Другой, уже более авторитетный источник — это недавно упомянутый журнал СОКа. Там записано буквально вот что: «В 1923 году все Соловецкие острова перешли в ведение Управления Соловецкими лагерями особого назначения ОГПУ и на них был сформирован концлагерь».
Это из отчета СОКа за 1924–1926 гг., выпуск третий, тираж 250 экз. Карлит № 4386.
Лагерь «особого назначения» и есть концлагерь, и нет смысла такое звучное название растягивать на три слова…

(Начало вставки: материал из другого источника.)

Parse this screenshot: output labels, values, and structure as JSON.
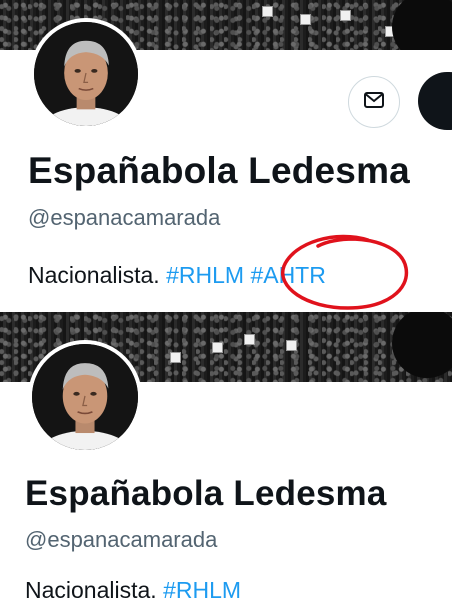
{
  "profiles": [
    {
      "display_name": "Españabola Ledesma",
      "handle": "@espanacamarada",
      "bio_text": "Nacionalista.",
      "hashtags": [
        "#RHLM",
        "#AHTR"
      ]
    },
    {
      "display_name": "Españabola Ledesma",
      "handle": "@espanacamarada",
      "bio_text": "Nacionalista.",
      "hashtags": [
        "#RHLM"
      ]
    }
  ],
  "icons": {
    "message": "envelope-icon",
    "annotation": "red-circle-highlight"
  },
  "colors": {
    "hashtag": "#1d9bf0",
    "name": "#0f1419",
    "handle": "#536471",
    "annotation_circle": "#e0121c",
    "follow_button": "#0f1419"
  }
}
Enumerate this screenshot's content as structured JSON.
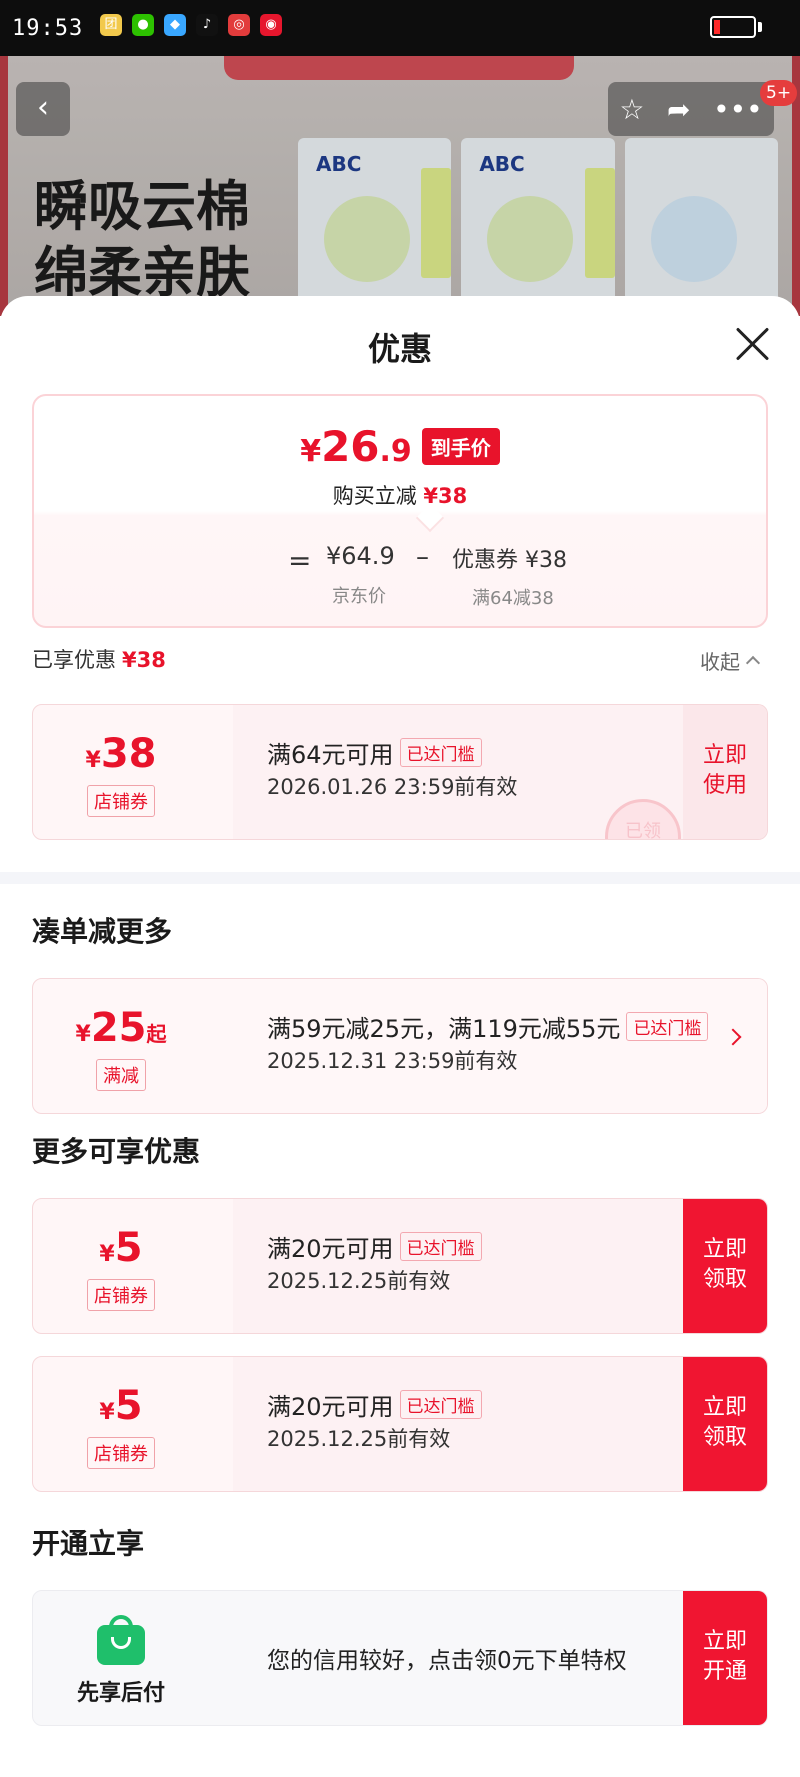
{
  "status_bar": {
    "time": "19:53",
    "app_icons": [
      {
        "name": "meituan-icon",
        "glyph": "团",
        "color": "#f2c94c"
      },
      {
        "name": "wechat-icon",
        "glyph": "●",
        "color": "#2dc100"
      },
      {
        "name": "qq-icon",
        "glyph": "◆",
        "color": "#39a7ff"
      },
      {
        "name": "tiktok-icon",
        "glyph": "♪",
        "color": "#111111"
      },
      {
        "name": "netease-music-icon",
        "glyph": "◎",
        "color": "#e23c3c"
      },
      {
        "name": "weibo-icon",
        "glyph": "◉",
        "color": "#e6162d"
      }
    ]
  },
  "product": {
    "slogan_line1": "瞬吸云棉",
    "slogan_line2": "绵柔亲肤",
    "brand": "ABC",
    "notification_badge": "5+"
  },
  "sheet": {
    "title": "优惠",
    "summary": {
      "yen": "¥",
      "price_int": "26",
      "price_dec": ".9",
      "price_tag": "到手价",
      "reduce_text": "购买立减",
      "reduce_amount": "¥38",
      "equals": "=",
      "jd_price": "¥64.9",
      "jd_label": "京东价",
      "minus": "–",
      "coupon_text": "优惠券 ¥38",
      "coupon_label": "满64减38"
    },
    "enjoyed_label": "已享优惠",
    "enjoyed_amount": "¥38",
    "collapse_label": "收起",
    "applied_coupon": {
      "yen": "¥",
      "amount": "38",
      "type": "店铺券",
      "title": "满64元可用",
      "flag": "已达门槛",
      "date": "2026.01.26 23:59前有效",
      "action": "立即使用",
      "stamp": "已领"
    },
    "sections": {
      "bundle_title": "凑单减更多",
      "more_title": "更多可享优惠",
      "open_title": "开通立享"
    },
    "bundle_offer": {
      "yen": "¥",
      "amount": "25",
      "suffix": "起",
      "type": "满减",
      "title": "满59元减25元，满119元减55元",
      "flag": "已达门槛",
      "date": "2025.12.31 23:59前有效"
    },
    "more_coupons": [
      {
        "yen": "¥",
        "amount": "5",
        "type": "店铺券",
        "title": "满20元可用",
        "flag": "已达门槛",
        "date": "2025.12.25前有效",
        "action": "立即领取"
      },
      {
        "yen": "¥",
        "amount": "5",
        "type": "店铺券",
        "title": "满20元可用",
        "flag": "已达门槛",
        "date": "2025.12.25前有效",
        "action": "立即领取"
      }
    ],
    "bnpl": {
      "label": "先享后付",
      "text": "您的信用较好，点击领0元下单特权",
      "action": "立即开通"
    }
  }
}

* * *О судьбе первых соловчан есть два противоположных свидетельства. Ширяев на стр. 41 пишет:
«Первые узники Соловецкой каторги прибыли на разоренный остров в 1922 г. Это были в подавляющем большинстве офицеры Белых армий… Они пробыли здесь недолго. Через месяц ими забили до отказа две гнилых баржи, вывели на буксире в море и потопили вместе с баржами». Первым узником из офицеров на Соловках был уже неоднократно цитированный Клингер. Перечисляя множество зверств соловецкой администрации, он должен был знать и непременно рассказать, как, когда были потоплены баржи с офицерами в 1922 году. Этого в его воспоминаниях нет. Нет подтверждения и в книге Зайцева, вскоре привезенного на Соловки. Не нашли упоминания о том ни в одной из книг о Соловках. Впрочем, обычно всякая лагерная «параша», т. е. выдумки или сплетни часто сродни фактам, если «параши» эти не сфабрикованы в ИСЧ и ею не пущены через стукачей. А факт, если верить книге ^а английском Георгия Попова, таков: «21 ноября 1921 года восемьсот царских офицеров, включая моего брата, были выведены из концлагеря вблизи Архангельска под предлогом отправки их морем на Соловки… Они уже знали, что Архангельская ЧК потопила не один транспорт „контреволюционеров“ на пути в Соловки. Делалось это так: заключенных грузили в баржи и, под охраной чекистов в катерах, выводили пароходом в море, а когда город оставался далеко позади, с катеров стреляли по баржам и они с людьми погружались в море. Это подтверждают многие очевидцы. Вот почему восемьсот офицеров боялись, что их ожидает такая же судьба».
На самом деле, как узнаем от Попова дальше, их не потопили, а расстреляли на пустынном берегу Двины. Русский конвой для этой «операции» заменили венгерским… (Подробнее прочтете в его книга ЧЕКА, глава вторая, стр. 215–223). П. Милюков в своей книге «РОССИЯ НА ПЕРЕЛОМЕ» (т. 1-й, гл. 5-я, стр. 198, 199. Париж. 1927 г.) добавляет, что:
«Лагерь смерти в Холмогорах, куда свозились со всех концов России пленные офицеры, был знаменит тем, что еще до устройства лагеря этих офицеров топили целыми тысячами на баржах и расстреливали».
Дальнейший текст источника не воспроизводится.